Голос у меня мог бы задрожать, сорваться или вовсе пропасть, но он, на удивление, ровный. Даже как-то неловко за свое спокойствие в такую минуту.
Я роняю сумку к ногам и, не сходя с места, внимательно разглядываю мамино лицо. На улице дождь, а я еще не закрыла дверь, поэтому меня до сих пор поливает. Глядя, как Жанин пялится на мать Терезу, я меньше всего думаю о том, чтобы спрятать спину от дождя.
Одна рука Жанин лежит на животе, другая свисает с дивана. Кончики пальцев едва касаются потертого ковролина. Она немного отекла и оттого кажется моложе. Не моложе своих лет – ей всего тридцать девять, – а моложе, чем обычно: щеки не такие впалые, кожа вокруг губ, покрывшаяся в последние годы глубокими морщинами, разгладилась, как от ботокса.
– Жанин?
Нет ответа.
Рот слегка приоткрыт, отчего видны сколотые края гнилых желтых зубов. Как будто смерть застала ее на полуслове.
Я уже давно представляла, как это произойдет. Когда всей душой ненавидишь человека, ночами порой не дает покоя мысль: какой станет жизнь без него?
В моих фантазиях все было иначе. Куда драматичнее.
Я еще секунду-другую гляжу на Жанин – хочу убедиться, что та не впала в какой-нибудь транс. Делаю несколько шагов и замираю, увидев иглу, торчащую из вены на внутреннем сгибе локтя.
При виде этой иглы до меня наконец доходит, что случилось. Все тело будто облепляет пленка слизи, к горлу подкатывает тошнота. Я разворачиваюсь, вылетаю на улицу и перегибаюсь через трухлявые перила крыльца. Стараюсь не слишком на них налегать – чего доброго, проломятся.
Как только меня выворачивает, приходит облегчение: вот это уже нормальная реакция на переломный момент в жизни. Пусть я не бьюсь в истерике, как положено дочери, но хоть что-то чувствую.
Отерев рот рукавом форменной рубашки и не обращая внимания на дождь, который все еще льется на меня с бессердечного вечернего неба, я сажусь на ступеньку крыльца.
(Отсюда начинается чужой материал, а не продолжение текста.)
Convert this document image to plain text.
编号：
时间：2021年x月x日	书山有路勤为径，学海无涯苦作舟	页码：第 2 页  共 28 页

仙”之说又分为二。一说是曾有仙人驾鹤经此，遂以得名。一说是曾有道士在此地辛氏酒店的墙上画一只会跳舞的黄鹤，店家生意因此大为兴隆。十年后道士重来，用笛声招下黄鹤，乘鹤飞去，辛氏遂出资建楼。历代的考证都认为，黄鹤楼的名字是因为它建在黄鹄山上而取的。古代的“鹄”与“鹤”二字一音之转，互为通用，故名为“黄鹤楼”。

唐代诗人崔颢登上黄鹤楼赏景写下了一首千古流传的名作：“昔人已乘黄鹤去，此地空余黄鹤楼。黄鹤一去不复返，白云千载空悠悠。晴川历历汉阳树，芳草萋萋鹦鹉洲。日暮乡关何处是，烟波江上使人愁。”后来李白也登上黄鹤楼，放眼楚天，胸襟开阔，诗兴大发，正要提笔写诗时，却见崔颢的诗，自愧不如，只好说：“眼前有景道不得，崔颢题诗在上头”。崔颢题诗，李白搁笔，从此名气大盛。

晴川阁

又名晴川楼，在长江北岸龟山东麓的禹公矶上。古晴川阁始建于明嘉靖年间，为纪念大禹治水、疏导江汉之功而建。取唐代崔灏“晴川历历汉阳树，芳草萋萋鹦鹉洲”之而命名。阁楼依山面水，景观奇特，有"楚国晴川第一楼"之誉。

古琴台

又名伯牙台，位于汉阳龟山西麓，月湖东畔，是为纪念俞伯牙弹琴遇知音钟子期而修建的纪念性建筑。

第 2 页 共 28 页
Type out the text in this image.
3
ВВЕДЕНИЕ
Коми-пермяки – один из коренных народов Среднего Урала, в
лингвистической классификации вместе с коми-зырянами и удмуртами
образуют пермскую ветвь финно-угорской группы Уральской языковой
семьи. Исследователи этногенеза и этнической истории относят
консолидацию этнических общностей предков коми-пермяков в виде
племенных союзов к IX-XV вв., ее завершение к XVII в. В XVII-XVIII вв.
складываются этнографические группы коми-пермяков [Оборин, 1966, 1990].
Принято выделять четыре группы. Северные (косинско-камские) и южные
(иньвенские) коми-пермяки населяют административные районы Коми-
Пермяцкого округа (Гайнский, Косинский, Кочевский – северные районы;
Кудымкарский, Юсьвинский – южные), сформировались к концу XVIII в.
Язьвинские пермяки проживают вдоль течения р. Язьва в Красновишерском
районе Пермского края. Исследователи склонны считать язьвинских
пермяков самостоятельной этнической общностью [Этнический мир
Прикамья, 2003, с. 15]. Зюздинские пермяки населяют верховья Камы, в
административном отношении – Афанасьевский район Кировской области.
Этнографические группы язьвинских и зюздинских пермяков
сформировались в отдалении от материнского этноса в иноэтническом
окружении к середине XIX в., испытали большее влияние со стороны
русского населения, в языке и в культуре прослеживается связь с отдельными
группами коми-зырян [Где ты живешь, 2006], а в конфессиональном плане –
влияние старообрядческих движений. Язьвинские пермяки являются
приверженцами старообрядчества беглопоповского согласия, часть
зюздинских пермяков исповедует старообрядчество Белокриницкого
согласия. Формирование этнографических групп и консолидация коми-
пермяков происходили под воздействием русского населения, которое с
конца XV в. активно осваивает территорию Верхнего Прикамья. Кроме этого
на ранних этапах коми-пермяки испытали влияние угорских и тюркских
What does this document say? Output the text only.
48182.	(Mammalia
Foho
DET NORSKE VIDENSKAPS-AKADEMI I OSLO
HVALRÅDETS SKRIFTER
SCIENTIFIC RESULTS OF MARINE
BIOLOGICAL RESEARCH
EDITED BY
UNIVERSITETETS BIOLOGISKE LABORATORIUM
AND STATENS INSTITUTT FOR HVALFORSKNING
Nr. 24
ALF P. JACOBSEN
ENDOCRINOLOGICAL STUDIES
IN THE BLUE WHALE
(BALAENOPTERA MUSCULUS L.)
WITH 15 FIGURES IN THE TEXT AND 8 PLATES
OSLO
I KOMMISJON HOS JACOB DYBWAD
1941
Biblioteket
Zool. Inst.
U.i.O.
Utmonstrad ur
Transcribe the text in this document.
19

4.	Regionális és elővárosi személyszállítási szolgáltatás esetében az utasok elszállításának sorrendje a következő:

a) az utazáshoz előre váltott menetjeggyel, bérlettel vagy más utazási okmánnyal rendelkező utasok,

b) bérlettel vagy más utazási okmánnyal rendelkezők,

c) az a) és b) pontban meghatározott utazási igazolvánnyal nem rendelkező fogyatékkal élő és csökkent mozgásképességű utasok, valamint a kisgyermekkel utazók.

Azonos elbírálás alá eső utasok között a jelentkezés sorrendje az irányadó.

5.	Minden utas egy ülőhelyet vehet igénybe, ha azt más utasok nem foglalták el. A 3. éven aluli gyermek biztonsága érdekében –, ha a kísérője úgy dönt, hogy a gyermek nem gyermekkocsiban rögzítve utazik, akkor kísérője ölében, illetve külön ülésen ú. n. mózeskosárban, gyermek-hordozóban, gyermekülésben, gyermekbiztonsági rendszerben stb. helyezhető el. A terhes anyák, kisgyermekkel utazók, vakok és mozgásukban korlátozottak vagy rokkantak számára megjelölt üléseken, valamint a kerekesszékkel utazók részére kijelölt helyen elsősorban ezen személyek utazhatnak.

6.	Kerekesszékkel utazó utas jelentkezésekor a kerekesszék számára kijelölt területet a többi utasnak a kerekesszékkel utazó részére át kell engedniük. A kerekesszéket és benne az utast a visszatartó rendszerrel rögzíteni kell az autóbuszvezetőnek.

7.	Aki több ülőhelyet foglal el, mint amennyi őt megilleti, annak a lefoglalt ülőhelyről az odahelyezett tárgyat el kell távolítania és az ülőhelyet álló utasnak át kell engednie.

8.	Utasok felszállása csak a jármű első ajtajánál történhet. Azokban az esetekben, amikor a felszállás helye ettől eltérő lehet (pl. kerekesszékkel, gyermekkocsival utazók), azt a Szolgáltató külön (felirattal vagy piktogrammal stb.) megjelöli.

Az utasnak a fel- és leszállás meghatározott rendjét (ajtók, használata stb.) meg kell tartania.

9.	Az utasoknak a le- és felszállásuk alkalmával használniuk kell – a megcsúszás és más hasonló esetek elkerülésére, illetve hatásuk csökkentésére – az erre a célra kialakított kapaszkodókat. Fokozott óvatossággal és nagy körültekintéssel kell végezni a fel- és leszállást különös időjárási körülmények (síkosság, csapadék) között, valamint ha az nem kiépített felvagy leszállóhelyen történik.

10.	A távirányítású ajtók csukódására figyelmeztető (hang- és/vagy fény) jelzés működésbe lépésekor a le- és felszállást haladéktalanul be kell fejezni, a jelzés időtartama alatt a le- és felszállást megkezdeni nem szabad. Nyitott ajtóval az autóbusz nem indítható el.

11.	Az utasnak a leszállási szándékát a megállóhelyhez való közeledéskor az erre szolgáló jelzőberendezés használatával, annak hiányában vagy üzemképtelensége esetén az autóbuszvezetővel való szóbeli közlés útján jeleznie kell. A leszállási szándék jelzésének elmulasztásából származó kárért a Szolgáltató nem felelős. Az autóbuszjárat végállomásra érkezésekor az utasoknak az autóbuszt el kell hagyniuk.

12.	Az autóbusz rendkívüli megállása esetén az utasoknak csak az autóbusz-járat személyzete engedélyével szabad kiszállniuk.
Волосы и одежда промокли насквозь. По лицу тоже градом бежит вода. Не слезы, нет. Только дождь.
Глаза мокрые, а на сердце сухо.
Я зажмуриваюсь и прячу лицо в ладонях, пытаясь понять, чем объясняется мое равнодушие. Воспитанием? Или я такой родилась?
Интересно, какое воспитание все же губительнее – когда человека с детства окружают любовью и он до последнего не догадывается, как жесток мир, а потом просто не успевает развить необходимые для выживания навыки, или когда человек растет вот в такой семье, самой кошмарной из возможных, где его только и учат, что выживать?
В детстве, когда я еще не могла сама зарабатывать себе на хлеб, по ночам меня часто мучил голод. Однажды Жанин рассказала, что урчание, доносящееся из моего желудка, – это крик прожорливой кошки, которая поселилась у меня внутри и громко орет, если ее не накормить. С тех пор я начала представлять, как эта кошка рыщет по моему нутру в поисках съестного. А вдруг она ничего не найдет и с голодухи начнет пожирать мои внутренности? Со страху я набивала живот чем попало – и не только едой.
Как-то раз мать оставила меня одну так надолго, что я поужинала кожурой от банана и яичной скорлупой. Пыталась закусить набивкой дивана, но не сумела ее проглотить. Почти все детство я боролась с этим страхом – что меня медленно пожирает изнутри голодная кошка.
Вряд ли мать оставляла меня дольше чем на день, но для одинокого ребенка время тянется ужасно медленно.